1. Automobiles traveling on country roads at night must send up a rocket every mile, then wait ten minutes for the road to clear. The driver may then proceed, with caution, blowing his horn and shooting off Roman candles, as before.
2. If the driver of an automobile sees a team of horses approaching, he is to stop, pulling over to one side of the road, and cover his machine with a blanket or dust cover which is painted or colored to blend into the scenery, and thus render the machine less noticeable.

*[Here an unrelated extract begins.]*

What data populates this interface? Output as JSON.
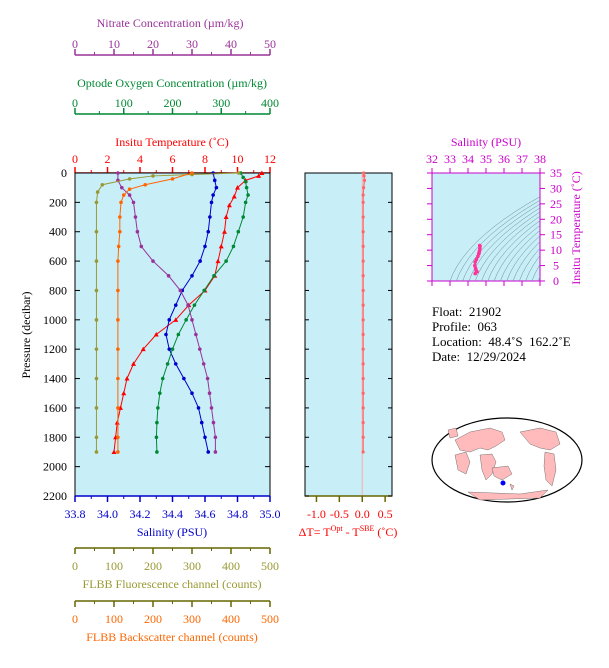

3. In case a horse is unwilling to pass an automobile on the road, the driver of the car must take the machine apart as rapidly as possible and conceal the parts in the bushes
Just like we don’t keep Roman candles in our cars, in 5, 10, 50 years from now we won’t be scared of creative AI - it will be interwoven in our daily lives and will redefine how we think about creativity and work.
New chapters, like this, might be full of new possibilities, if we stay curious enough, antifragile and open to what’s new. This is how we grow, even if it may feel unnatural or artificial (pun intended) at first:
Are you ready for dallying with Dalle now?